The approach of implementing the language as a standalone DSL allows for more creative freedom in the language design. At the same time, this approach requires everything, including optimisations and libraries, to be implemented from scratch.
To address the issue of optimisation, we are using the MLIR compiler framework to implement Arc-MLIR - an intermediate language - which Arc-Lang programs translate into for optimisations. MLIR defines a universal intermediate language which can be extended with custom dialects. A dialect includes a set of operations, types, type rules, analyses, rewrite rules (to the same dialect), and lowerings (to other dialects). All dialects adhere to the same meta-syntax and meta-semantics which allows them to be interweaved in the same program code. The MLIR framework handles parsing, type checking, line information tracking among other things. Additionally, MLIR provides tooling for testing, parallel compilation, documentation, CLI usage, etc. The plan is to extend Arc-MLIR with custom domain-specific optimisations for the declarative part of Arc-Lang and to capitalize on MLIR's ability to derive general-purpose optimisations such as constant propagation for Arc-Lang's functional and imperative side.

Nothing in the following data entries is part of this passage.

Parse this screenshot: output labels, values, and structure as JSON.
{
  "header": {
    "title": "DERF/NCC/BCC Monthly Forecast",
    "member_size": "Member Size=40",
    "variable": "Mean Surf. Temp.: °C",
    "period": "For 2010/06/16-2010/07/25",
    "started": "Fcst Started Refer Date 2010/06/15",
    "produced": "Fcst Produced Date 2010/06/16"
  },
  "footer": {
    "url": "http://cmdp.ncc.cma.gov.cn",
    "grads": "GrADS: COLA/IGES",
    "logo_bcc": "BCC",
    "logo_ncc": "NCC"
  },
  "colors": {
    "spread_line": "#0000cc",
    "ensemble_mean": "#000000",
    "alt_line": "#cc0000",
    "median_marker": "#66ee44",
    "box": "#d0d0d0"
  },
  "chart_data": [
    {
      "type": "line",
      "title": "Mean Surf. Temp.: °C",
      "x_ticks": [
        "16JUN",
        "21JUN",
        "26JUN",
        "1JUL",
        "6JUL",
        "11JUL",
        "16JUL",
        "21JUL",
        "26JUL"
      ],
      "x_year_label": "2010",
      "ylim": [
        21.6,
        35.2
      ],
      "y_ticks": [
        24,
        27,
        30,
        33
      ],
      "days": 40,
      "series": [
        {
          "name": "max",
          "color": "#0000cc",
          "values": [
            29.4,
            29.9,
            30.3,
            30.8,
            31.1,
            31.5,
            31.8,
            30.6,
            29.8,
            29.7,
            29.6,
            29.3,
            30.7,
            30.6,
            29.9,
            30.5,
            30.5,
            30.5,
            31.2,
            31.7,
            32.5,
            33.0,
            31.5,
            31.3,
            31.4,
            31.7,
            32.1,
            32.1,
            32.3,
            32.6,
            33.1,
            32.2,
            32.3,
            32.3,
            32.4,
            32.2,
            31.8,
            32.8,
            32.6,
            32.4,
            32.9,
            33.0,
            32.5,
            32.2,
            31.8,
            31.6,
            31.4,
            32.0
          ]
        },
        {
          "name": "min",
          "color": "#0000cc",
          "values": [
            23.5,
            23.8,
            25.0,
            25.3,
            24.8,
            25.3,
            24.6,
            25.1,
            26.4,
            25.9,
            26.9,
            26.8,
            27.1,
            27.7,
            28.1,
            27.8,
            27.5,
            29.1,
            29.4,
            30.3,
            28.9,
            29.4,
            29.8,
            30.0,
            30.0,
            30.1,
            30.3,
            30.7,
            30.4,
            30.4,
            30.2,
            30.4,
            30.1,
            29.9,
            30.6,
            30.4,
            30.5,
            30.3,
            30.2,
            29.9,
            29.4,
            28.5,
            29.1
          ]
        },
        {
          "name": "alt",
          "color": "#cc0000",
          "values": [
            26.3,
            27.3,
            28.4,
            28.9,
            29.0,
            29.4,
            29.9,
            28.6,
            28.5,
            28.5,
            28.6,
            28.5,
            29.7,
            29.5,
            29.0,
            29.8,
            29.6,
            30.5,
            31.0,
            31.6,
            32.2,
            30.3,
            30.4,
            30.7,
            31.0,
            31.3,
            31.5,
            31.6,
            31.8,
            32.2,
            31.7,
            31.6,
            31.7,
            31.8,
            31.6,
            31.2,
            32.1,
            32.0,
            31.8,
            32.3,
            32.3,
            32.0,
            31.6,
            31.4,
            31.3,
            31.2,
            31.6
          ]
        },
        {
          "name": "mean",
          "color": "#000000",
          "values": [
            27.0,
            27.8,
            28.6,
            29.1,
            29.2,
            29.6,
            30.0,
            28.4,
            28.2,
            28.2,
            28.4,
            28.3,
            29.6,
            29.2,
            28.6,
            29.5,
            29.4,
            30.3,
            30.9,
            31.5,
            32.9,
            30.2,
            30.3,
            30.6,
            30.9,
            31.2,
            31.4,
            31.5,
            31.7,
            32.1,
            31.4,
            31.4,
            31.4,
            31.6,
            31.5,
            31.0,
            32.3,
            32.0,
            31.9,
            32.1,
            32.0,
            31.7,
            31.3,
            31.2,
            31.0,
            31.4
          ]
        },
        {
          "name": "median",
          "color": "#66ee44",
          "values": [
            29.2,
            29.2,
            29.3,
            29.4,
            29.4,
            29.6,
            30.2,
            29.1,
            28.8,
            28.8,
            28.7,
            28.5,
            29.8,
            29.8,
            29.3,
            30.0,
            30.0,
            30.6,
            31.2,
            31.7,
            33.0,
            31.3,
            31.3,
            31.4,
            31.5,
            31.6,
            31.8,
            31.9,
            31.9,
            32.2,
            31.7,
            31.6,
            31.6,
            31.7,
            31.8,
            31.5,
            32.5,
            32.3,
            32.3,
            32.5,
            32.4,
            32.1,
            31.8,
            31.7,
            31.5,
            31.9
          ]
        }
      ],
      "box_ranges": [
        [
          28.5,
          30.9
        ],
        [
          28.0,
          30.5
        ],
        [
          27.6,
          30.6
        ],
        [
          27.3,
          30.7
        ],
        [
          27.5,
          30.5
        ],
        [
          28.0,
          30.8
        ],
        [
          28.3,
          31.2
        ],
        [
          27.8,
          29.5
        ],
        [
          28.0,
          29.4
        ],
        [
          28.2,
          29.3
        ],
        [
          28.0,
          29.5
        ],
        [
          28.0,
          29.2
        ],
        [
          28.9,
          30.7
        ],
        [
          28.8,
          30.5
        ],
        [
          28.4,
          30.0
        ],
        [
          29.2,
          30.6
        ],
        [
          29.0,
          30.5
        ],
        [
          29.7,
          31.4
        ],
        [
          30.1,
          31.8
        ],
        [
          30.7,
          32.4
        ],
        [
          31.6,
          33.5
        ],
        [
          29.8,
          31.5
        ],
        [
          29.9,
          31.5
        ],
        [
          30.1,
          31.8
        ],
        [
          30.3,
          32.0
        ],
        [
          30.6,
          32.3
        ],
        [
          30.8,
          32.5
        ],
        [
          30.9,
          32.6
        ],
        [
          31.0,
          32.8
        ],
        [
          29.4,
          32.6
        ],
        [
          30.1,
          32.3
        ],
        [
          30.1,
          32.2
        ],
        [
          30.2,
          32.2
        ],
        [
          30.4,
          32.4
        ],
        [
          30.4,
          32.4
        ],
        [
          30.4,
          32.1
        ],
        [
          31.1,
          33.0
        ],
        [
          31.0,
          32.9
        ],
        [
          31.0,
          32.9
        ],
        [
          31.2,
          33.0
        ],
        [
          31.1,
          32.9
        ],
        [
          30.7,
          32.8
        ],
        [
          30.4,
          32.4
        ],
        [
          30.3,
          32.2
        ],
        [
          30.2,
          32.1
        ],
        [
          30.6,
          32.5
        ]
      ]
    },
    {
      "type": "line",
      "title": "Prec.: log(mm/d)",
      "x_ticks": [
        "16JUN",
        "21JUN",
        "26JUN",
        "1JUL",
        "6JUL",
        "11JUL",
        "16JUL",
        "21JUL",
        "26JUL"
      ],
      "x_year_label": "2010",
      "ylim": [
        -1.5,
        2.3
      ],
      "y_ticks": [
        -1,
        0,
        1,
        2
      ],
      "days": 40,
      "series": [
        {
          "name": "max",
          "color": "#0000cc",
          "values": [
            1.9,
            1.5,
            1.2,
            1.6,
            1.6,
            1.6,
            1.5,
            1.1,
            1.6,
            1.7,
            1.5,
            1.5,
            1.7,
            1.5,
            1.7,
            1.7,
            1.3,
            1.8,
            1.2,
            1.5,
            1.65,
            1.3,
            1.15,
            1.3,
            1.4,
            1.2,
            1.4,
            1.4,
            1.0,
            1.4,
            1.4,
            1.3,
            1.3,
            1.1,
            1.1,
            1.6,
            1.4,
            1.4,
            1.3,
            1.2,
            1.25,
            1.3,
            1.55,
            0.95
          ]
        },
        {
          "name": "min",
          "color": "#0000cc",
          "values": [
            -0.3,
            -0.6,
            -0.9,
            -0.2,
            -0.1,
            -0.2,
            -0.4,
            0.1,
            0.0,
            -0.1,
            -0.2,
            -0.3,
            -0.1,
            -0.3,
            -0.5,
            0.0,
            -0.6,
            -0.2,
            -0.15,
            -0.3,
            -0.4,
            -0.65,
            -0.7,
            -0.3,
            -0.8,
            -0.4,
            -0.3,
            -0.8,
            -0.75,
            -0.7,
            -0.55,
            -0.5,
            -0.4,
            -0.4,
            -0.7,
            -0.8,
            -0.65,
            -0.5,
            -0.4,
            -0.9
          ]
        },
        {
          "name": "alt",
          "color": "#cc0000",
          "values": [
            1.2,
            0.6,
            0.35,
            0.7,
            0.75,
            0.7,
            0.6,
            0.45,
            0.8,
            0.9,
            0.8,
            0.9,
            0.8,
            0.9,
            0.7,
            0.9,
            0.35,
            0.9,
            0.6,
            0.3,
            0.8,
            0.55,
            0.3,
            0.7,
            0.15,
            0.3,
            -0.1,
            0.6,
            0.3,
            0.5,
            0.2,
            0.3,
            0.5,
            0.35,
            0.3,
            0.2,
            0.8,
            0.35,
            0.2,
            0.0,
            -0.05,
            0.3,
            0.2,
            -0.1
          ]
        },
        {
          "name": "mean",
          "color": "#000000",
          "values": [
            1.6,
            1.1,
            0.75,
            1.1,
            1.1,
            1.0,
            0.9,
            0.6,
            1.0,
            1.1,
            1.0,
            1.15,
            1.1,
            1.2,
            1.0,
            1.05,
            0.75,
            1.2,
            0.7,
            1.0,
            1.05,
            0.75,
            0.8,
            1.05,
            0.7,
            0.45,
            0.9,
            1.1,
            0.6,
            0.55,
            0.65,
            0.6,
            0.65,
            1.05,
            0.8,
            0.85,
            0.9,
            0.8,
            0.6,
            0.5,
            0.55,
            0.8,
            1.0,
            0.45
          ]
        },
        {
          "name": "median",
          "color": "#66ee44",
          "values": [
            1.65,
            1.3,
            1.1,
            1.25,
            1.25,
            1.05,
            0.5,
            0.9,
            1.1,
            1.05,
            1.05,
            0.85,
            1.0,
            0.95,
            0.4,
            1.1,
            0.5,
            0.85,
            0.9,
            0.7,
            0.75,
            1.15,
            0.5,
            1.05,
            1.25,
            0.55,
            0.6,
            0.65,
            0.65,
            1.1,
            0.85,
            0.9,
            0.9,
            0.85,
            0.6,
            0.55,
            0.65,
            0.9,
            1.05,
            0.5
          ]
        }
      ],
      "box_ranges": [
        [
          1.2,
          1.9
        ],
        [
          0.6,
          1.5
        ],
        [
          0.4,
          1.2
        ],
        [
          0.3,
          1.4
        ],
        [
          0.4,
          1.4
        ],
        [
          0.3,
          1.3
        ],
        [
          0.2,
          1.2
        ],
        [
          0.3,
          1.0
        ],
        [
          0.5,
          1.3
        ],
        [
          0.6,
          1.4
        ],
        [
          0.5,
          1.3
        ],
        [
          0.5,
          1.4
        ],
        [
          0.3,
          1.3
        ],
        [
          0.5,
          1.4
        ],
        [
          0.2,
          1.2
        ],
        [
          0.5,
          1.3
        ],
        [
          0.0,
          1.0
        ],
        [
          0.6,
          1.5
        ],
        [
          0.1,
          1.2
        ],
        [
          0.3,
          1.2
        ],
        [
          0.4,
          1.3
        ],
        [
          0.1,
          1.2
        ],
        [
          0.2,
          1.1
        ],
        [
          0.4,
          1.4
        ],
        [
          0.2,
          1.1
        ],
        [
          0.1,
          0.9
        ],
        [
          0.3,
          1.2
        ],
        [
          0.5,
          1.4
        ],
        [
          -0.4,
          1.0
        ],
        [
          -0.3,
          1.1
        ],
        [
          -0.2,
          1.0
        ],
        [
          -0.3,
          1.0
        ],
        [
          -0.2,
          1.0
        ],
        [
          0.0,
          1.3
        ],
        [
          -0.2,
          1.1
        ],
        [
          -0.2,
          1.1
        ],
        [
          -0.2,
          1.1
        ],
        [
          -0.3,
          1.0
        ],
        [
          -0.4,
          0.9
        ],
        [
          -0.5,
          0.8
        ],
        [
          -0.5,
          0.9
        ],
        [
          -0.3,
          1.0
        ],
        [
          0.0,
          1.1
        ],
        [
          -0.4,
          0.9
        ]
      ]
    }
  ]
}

To address the shortcoming of libraries, Arc-Lang allows both types and functions to be defined externally (inside Rust) and imported into the language. Most of the external functionality is encapsulated inside a runtime library named Arc-Sys. Arc-Sys builds on the kompact Component-Actor framework to provide distributed abstractions.
Summary
In summary, Arc-Lang as a whole consists of three parts:
- Arc-Lang: A high-level programming language for big data analytics.
- Arc-MLIR: An intermediate language for optimising Arc-Lang.
- Arc-Sys: A distributed system for executing Arc-Lang.